A document from MCS 275 Spring 2024, instructor Emily Dumas. You can also get the notebook file.

MCS 275 Spring 2024 Homework 10 Solutions

  • Course Instructor: Emily Dumas

Problem 2: Sort timing plots

Here are links to two CSV files you should download:

Each one contains timing data for three sorting algorithms:

  • The mergesort we wrote in class
  • The quicksort we wrote in class
  • Python's built-in sorting algorithm

Each row of file timing-random.csv shows the time taken by each algorithm to sort a list that is randomly shuffled. The first column of the file, n, is the length of the list for that test.

The file timing-nearlysorted.csv is similar, but for those tests the list used is in "nearly sorted order".

Write a Python script that does the following:

  • Reads both CSV files, making suitable numpy arrays to store the data
  • Makes two matplotlib plots:
    • One showing the timing tests for the three algorithms with random data, with the length of the list on the x axis and the time taken to sort on the y axis.
    • One showing the timing tests for the three algorithms with nearly sorted data (axes as above)
  • Saves the plots to timing-plot-random.png and timing-plot-nearlysorted.png.

In each plot there should be a title, axes labels, a legend, and the data for each algorithm should appear in a different color. Use dots as markers, and do not have the data points connected by lines.

Choose limits on the y axis so that if one of the tests takes much longer than all the others, it doesn't prevent the other two from being seen in detail. (It's OK if that means the long-running one goes off the top of the plot.)

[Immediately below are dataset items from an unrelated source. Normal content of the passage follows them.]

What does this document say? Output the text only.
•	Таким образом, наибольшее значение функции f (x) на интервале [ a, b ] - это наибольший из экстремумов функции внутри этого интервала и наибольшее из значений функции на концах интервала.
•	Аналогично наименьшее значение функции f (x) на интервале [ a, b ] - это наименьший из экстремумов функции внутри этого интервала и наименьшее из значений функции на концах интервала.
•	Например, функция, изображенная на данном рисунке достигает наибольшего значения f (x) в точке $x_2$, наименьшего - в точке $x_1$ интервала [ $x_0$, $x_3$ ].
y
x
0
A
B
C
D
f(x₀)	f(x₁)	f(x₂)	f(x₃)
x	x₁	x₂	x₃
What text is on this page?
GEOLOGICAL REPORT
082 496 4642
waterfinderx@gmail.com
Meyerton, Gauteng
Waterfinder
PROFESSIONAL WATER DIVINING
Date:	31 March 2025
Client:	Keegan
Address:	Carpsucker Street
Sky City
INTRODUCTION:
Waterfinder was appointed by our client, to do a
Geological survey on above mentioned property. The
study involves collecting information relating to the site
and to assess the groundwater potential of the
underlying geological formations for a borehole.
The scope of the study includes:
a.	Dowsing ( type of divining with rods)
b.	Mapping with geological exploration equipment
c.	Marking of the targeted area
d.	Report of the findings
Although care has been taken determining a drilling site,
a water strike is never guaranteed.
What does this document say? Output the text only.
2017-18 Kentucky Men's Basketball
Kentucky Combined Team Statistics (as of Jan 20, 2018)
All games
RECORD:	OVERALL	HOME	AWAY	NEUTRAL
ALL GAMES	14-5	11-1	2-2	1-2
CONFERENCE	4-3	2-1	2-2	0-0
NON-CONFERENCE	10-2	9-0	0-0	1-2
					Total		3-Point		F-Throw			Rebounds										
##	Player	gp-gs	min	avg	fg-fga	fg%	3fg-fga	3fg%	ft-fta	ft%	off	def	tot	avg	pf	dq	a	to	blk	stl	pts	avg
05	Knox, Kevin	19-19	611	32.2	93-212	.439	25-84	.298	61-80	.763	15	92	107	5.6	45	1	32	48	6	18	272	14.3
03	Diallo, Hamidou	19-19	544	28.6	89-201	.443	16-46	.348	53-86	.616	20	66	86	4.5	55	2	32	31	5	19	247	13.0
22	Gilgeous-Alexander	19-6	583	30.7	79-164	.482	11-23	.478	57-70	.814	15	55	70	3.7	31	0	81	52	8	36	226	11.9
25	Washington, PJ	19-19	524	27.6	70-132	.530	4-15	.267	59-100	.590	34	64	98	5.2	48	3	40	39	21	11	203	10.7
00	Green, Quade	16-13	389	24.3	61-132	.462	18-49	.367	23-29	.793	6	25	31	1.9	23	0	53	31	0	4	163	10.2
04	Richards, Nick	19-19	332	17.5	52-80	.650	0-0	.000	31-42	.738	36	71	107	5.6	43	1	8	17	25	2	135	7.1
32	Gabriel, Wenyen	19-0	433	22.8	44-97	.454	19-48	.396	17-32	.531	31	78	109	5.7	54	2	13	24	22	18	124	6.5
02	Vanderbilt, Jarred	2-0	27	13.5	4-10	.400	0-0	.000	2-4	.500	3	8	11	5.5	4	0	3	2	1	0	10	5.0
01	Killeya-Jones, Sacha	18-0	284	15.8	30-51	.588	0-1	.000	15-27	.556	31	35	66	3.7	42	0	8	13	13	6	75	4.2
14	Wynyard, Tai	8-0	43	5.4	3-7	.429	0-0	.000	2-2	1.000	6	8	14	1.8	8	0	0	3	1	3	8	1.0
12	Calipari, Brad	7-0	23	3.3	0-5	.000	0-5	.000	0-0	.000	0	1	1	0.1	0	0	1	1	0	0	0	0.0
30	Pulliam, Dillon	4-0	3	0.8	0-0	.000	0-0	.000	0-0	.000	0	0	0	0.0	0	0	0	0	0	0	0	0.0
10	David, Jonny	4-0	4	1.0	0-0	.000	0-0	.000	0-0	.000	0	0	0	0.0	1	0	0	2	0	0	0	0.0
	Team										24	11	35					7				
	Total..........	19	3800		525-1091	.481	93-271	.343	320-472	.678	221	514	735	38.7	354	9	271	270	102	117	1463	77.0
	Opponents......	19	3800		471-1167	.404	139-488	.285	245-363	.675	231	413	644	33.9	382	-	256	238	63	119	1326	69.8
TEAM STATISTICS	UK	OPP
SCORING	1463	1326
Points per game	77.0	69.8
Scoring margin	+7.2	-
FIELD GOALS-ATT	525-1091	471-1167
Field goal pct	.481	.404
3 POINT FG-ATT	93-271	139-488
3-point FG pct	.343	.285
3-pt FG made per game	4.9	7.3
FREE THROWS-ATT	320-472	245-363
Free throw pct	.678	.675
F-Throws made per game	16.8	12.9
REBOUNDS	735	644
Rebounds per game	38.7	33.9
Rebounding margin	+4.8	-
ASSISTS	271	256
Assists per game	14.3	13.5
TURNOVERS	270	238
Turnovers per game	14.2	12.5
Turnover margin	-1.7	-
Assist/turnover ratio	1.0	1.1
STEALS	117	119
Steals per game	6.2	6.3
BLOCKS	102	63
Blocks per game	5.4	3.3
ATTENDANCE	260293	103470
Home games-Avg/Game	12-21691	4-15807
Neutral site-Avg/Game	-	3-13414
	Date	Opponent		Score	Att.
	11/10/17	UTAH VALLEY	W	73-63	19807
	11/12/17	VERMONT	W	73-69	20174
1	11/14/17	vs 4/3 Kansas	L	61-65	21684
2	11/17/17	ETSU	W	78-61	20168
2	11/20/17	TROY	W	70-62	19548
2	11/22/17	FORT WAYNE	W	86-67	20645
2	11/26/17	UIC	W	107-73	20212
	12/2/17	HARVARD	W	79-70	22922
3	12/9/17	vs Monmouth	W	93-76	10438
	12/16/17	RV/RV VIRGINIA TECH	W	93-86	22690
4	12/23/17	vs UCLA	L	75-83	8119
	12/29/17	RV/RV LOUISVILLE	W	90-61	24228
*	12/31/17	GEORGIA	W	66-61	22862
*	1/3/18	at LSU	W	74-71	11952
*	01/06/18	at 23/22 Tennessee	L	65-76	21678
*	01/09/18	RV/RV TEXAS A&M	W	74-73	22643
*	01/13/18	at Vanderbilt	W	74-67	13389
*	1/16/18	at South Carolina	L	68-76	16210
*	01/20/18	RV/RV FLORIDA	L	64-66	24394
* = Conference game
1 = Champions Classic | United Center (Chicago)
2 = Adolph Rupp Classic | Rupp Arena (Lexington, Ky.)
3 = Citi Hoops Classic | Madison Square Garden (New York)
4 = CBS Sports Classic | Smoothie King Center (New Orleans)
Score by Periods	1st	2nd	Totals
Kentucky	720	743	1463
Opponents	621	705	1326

Put your code in hwk10prob2.py. Upload the code and both images timing-plot-random.png and timing-plot-nearlysorted.png to gradescope.

Solution

In [11]:
import matplotlib.pyplot as plt
import numpy as np
import csv
import collections

def load_dataset(fn):
    "Load columns into a dictionary mapping column names to arrays"
    d = collections.defaultdict(list)
    with open(fn,"r") as fp:
        rdr = csv.DictReader(fp)
        for row in rdr:
            for col in row:
                if col == "n":
                    coltype = int
                else:
                    coltype = float
                d[col].append( coltype(row[col]) )
    for col in d:
        d[col] = np.array(d[col])
    return dict(d) # convert defaultdict to regular dict
In [12]:
rand_data = load_dataset("timing-random.csv")
ns_data = load_dataset("timing-nearlysorted.csv")
In [26]:
plt.figure(figsize=(8,5),dpi=100)
plt.plot(rand_data["n"],rand_data["quicksort"],marker=".",linestyle="none",label="quicksort")
plt.plot(rand_data["n"],rand_data["mergesort"],marker=".",linestyle="none",label="mergesort")
plt.plot(rand_data["n"],rand_data["list.sort"],marker=".",linestyle="none",label="list.sort")
plt.title("Sort timing, random input")
plt.xlabel("n")
plt.ylabel("time (s)")
plt.ylim(0,0.028)
plt.savefig("timing-plot-random.png")
plt.show()
In [25]:
plt.figure(figsize=(8,5),dpi=100)
plt.plot(ns_data["n"],ns_data["quicksort"],marker=".",linestyle="none",label="quicksort")
plt.plot(ns_data["n"],ns_data["mergesort"],marker=".",linestyle="none",label="mergesort")
plt.plot(ns_data["n"],ns_data["list.sort"],marker=".",linestyle="none",label="list.sort")
plt.title("Sort timing, nearly sorted input")
plt.xlabel("n")
plt.ylabel("time (s)")
plt.ylim(0,0.03)
plt.savefig("timing-plot-nearlysorted.png")
plt.show()

Problem 3: Offset printing

Work in hwk10prob3.py.

Write a Python script to generate a plot as similar to the one below as you can manage. Try to do it with as few for loops as you can manage, favoring numpy features instead. (The code I used to generate it has no loops.)

Hint: You should use plt.scatter.

Put your code in hwk10prob3.py. Upload the code and a PNG image of your plot to gradescope.

Scatter plot with dots of two colors and varying sizes

Solution

Based on the idea that np.meshgrid returns two matrices; one increases along rows, the other along columns. With a small position shift, these give the right behavior to make the pink and blue dot grids.

In [27]:
plt.figure(figsize=(8,8),dpi=100)
x = np.arange(10)
y = np.arange(10)
xx,yy = np.meshgrid(x,y)
plt.scatter(xx.ravel(),yy.ravel(),s=50*(1+xx.ravel()),c="#70A0FF")
plt.scatter((xx[:-1,:-1] + 0.5).ravel(),(yy[:-1,:-1] + 0.5).ravel(),s=50*(1+yy[:-1,:-1].ravel()),c="#FFAABB")
plt.xlim(-0.5,9.5)
plt.ylim(-0.5,9.5)
plt.show()

Revision history

  • 2024-04-02 Initial publication